L'occasion est venue quand la ville de Yellowknife a décidé d'aménager un nouveau parc public sur les ruines de l'ancien aréna Gerry Murphy. Alors qu'il observe l'ossature du parc prendre forme, il remarque un espace rond bétonné qui s'avance comme une péninsule au-dessus du lac Frame, à l'évidence, la base d'un futur objet d'art.

« Je suis allé à la mairie, j'ai dit à Gordon [Van Tighem, le maire]:coudonc, Gord, ils font quoi avec ça? Il me répond: je pense qu'ils veulent mettre la torche des Arctic Winter Games pis un corbeau fibre de verre. » Il lève les yeux au ciel. « Ils font une base pour une sculpture, pis ils vont faire une flash-light avec un canard en plastique! J'étais pas content. »

Entêté, T-Bo, convainc le maire de Yellowknife qu'il peut faire mieux que ça et ressort de ses tiroirs la maquette d'un projet vieux de quinze ans représentant un danseur. Après quelques remaniements, le design est corrigé et la ville accepte de fournir l'espace et la base de béton en guise de commandite. Le rêve devient réalité.

Bien que l'installation de l'œuvre d'art public tombe pile pour le 75e anniversaire de la ville de Yellowknife, en la réalisant, l'artiste avait en tête une vision qui débordait des limites de la seule capitale. « C'est un hommage pour le peuple du Nord », lance-t-il fièrement.

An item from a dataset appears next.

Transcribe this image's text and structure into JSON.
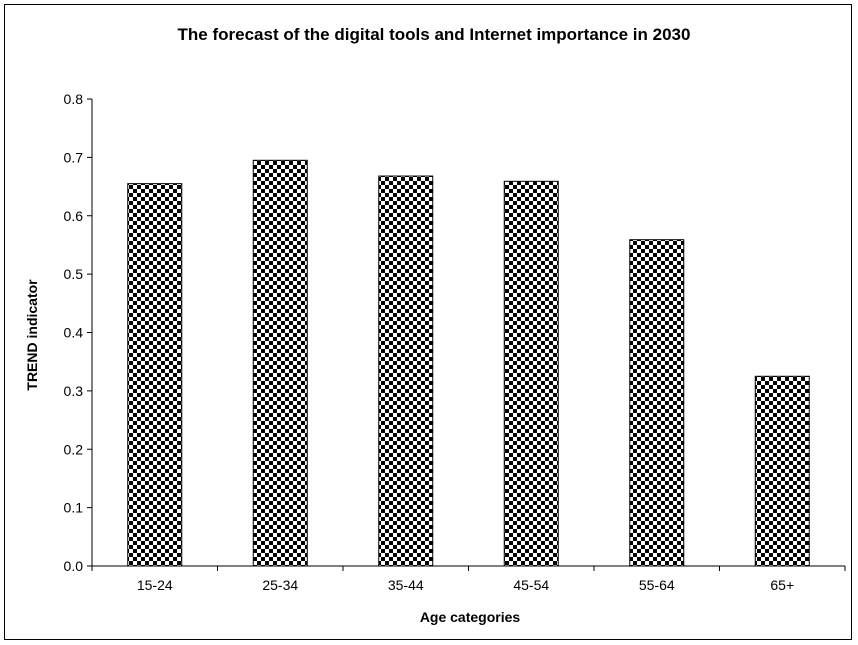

« C'est une pièce pour tout le monde, poursuit-il. Mes danseurs, ce ne sont pas des hommes ou des femmes, ce ne sont pas des Dénés, des Inuits ou des francophones; c'est tout le monde. Tout le monde peut se reconnaître là-dedans. C'est nous que ça célèbre. » Il appuie fort sur le nous, comme pour inclure le plus de monde possible dedans.

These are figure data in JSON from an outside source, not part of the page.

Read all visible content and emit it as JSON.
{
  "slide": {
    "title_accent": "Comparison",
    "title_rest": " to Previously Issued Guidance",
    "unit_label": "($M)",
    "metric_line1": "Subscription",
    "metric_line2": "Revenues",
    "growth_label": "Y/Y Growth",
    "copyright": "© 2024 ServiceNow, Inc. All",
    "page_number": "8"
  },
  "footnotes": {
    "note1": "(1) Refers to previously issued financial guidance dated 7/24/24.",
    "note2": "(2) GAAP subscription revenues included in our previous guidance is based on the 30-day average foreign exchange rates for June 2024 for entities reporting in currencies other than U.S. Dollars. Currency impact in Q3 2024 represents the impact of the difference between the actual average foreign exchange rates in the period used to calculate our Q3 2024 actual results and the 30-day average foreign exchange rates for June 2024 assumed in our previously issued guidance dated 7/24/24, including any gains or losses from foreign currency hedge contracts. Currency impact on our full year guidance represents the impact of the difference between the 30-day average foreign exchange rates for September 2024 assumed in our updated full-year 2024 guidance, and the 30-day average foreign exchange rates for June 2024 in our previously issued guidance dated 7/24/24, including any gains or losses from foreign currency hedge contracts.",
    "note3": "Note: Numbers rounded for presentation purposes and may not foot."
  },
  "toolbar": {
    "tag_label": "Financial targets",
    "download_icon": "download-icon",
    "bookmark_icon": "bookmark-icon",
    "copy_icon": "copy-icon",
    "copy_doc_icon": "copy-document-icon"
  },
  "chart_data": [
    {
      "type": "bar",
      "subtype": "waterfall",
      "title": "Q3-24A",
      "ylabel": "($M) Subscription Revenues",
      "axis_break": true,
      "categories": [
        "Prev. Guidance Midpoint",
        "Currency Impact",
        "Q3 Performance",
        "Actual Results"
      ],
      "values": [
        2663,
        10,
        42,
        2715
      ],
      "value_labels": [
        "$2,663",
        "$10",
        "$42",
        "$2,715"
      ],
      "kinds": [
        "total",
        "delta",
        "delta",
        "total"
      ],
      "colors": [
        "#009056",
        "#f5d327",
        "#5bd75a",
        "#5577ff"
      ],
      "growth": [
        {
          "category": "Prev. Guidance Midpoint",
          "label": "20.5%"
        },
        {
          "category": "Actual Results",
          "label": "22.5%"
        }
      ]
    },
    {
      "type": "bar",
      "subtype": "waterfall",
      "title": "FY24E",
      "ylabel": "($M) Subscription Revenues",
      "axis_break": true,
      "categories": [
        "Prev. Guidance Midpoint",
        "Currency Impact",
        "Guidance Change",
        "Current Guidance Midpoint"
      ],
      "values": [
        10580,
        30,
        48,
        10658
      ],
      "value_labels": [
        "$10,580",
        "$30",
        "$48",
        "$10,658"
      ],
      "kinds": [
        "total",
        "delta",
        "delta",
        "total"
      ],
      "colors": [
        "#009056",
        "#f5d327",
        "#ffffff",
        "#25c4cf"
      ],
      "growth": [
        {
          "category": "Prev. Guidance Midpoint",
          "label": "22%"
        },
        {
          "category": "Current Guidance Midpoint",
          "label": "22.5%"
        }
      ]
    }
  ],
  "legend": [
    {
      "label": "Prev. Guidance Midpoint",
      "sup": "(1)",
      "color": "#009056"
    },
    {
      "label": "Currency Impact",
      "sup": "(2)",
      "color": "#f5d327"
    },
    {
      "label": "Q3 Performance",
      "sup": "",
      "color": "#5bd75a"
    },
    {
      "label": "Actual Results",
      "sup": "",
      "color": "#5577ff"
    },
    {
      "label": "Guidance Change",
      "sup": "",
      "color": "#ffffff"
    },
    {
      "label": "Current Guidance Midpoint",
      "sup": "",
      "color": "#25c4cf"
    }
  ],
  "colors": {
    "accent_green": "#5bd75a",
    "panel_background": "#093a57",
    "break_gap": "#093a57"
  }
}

Supporter les arts publics

Surtout, T-Bo, veux laisser un héritage à la communauté artistique des Territoires du Nord-Ouest qui doit souvent tirer le diable par la queue pour continuer de créer.

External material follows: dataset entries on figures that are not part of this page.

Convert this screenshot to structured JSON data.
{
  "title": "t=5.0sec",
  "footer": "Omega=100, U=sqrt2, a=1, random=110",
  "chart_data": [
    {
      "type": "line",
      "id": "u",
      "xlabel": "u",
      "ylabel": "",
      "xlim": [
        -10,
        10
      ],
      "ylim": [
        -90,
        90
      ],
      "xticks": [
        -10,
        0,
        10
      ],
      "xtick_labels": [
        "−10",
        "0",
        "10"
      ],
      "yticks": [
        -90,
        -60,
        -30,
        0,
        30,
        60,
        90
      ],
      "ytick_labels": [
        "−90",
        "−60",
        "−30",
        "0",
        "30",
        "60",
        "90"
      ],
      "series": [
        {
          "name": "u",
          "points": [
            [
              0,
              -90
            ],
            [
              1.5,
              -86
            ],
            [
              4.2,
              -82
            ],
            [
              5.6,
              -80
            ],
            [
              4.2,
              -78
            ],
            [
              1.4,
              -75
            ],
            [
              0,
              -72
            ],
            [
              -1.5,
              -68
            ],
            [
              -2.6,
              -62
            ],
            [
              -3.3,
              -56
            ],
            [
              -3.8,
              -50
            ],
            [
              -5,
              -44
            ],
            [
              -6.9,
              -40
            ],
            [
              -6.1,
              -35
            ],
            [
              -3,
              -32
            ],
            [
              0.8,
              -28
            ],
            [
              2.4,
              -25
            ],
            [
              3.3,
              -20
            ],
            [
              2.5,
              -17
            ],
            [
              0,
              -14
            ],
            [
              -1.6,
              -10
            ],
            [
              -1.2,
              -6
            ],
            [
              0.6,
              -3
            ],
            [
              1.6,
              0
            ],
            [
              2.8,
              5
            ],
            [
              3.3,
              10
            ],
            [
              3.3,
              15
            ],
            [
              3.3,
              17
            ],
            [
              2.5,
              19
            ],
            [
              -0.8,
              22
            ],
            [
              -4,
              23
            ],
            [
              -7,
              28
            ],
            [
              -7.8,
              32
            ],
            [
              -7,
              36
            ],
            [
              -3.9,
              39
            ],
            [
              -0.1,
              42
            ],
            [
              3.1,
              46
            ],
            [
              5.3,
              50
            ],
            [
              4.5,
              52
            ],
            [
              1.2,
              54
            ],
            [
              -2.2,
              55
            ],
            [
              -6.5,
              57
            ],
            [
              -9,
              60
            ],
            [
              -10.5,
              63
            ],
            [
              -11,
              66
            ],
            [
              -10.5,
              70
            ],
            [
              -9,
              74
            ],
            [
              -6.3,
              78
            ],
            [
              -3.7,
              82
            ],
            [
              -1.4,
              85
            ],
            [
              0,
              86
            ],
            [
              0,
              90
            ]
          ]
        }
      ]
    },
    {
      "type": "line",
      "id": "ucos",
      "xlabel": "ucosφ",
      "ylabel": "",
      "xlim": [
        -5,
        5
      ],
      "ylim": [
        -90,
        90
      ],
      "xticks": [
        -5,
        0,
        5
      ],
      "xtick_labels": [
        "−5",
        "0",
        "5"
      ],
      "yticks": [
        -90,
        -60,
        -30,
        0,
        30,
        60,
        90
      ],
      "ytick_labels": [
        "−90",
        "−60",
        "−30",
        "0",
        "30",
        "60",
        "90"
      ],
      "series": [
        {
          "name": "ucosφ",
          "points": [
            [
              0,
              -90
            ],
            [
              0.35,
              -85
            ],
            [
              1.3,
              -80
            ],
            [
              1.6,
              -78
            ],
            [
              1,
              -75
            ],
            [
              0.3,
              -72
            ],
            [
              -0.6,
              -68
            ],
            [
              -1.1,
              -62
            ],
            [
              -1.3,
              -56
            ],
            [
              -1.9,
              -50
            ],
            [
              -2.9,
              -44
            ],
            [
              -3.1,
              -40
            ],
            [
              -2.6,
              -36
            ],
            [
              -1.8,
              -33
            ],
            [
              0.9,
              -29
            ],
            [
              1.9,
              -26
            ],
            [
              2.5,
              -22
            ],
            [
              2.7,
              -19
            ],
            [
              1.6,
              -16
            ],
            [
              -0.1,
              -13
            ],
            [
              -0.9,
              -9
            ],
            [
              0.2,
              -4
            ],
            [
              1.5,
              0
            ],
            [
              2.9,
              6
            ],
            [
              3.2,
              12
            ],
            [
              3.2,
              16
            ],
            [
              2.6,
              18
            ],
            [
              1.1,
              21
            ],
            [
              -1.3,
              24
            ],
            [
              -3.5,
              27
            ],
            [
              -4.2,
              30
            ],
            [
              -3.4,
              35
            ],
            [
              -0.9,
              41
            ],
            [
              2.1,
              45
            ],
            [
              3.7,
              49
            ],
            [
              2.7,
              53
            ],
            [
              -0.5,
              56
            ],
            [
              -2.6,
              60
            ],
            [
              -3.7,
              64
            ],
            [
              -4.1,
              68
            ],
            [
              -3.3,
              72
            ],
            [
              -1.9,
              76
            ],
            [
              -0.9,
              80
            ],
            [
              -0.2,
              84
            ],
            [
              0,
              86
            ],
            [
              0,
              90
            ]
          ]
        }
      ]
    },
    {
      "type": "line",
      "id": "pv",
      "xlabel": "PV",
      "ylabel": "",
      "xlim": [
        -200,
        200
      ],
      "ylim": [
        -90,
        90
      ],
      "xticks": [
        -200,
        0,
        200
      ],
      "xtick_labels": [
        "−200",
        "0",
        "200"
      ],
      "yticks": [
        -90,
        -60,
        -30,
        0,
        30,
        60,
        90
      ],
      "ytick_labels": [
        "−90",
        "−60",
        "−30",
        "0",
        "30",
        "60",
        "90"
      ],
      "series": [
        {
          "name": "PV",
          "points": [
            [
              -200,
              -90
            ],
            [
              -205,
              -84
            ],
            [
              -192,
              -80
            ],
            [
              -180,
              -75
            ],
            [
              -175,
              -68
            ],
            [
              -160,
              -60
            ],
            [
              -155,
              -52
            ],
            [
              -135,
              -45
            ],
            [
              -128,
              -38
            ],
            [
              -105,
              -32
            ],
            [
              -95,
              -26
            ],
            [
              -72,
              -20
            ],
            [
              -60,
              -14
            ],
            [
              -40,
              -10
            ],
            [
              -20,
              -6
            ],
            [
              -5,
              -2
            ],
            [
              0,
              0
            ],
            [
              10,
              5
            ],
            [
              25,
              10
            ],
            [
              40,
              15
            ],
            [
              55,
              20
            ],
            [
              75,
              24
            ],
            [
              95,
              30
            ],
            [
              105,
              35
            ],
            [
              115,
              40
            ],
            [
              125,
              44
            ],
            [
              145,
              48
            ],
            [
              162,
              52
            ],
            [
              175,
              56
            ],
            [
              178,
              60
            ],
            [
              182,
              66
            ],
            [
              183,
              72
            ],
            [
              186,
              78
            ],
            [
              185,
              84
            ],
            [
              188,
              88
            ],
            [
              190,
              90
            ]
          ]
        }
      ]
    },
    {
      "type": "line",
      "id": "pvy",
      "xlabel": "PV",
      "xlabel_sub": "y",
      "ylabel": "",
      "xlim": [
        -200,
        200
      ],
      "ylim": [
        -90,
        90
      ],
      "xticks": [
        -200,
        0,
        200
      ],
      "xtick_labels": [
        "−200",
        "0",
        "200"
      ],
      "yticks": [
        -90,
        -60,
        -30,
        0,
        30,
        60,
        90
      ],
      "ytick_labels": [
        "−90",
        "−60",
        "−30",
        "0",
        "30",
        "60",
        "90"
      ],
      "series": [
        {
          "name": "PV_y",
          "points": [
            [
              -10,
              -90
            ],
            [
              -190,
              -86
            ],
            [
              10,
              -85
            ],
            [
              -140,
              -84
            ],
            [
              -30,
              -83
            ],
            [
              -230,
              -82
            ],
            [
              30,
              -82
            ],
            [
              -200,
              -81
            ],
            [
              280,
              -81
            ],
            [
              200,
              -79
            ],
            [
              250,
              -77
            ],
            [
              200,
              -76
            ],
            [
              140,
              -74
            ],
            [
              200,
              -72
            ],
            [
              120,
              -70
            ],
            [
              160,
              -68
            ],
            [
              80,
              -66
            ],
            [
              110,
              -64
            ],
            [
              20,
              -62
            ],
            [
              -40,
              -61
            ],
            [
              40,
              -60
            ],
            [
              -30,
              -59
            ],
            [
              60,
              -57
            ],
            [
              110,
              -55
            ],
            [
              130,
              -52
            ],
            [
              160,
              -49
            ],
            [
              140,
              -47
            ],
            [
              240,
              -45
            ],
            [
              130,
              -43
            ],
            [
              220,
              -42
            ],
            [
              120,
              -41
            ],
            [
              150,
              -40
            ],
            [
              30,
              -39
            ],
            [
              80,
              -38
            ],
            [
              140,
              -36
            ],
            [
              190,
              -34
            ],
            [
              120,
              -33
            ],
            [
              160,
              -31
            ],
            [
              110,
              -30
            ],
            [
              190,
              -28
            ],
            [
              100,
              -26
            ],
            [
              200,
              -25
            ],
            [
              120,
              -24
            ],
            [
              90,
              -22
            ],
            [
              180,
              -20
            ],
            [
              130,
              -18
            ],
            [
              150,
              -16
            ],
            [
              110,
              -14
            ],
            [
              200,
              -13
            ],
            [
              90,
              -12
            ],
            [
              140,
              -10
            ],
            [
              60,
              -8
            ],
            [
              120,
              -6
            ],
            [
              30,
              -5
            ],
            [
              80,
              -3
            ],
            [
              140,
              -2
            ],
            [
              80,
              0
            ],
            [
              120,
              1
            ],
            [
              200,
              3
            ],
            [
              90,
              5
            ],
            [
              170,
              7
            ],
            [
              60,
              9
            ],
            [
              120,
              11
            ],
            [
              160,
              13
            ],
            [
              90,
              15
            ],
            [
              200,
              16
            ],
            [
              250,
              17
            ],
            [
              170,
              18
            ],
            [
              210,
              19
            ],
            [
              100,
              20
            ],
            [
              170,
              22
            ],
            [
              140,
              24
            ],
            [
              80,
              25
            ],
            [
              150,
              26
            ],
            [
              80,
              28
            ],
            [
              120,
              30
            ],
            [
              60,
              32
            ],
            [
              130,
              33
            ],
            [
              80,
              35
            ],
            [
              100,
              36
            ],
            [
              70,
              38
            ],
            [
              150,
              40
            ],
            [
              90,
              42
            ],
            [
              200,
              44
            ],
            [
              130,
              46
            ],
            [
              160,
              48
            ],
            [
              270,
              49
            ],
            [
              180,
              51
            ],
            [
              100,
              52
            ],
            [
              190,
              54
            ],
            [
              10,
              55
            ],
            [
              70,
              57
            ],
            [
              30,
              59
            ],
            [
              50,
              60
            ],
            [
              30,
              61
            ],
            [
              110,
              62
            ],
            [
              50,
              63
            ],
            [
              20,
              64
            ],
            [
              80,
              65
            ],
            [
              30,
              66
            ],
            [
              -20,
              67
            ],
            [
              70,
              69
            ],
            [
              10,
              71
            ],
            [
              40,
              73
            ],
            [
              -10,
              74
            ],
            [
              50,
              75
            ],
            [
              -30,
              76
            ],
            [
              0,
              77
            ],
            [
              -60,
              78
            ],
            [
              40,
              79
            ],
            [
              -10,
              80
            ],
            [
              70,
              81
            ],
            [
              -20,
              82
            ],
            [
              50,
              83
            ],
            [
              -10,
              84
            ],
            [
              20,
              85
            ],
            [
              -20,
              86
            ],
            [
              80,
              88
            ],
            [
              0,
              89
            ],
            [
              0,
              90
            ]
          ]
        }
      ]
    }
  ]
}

« Mon projet, c'est de faire installer des plaques tout le long du trottoir qui mène jusqu'à la sculpture. Les gens pourraient les acheter et on inscrirait leurs noms dessus. L'argent servirait à créer un fonds pour les arts publics. C'est de l'argent qui pourrait être utilisé pour payer des artistes pour créer des œuvres. Si chaque année on peut commander une œuvre d'un artiste professionnel, dans 10 ans, on va en avoir de l'art. »

Parlant de supporter les arts, François Thibault est présentement à la recherche de commanditaires pour son mastodonte de projet, dont il assume jusqu'à présent les coûts.

"J'ai fermé ma shop en ville pour faire ça. Ça fait un an que je suis là-dessus à temps plein. Les heures, je les compte plus."

Gageons qu'il va se mettre à les décompter bientôt. Si tout va bien, le dévoilement d'Unis dans la célébration devrait avoir lieu pour le 3 octobre.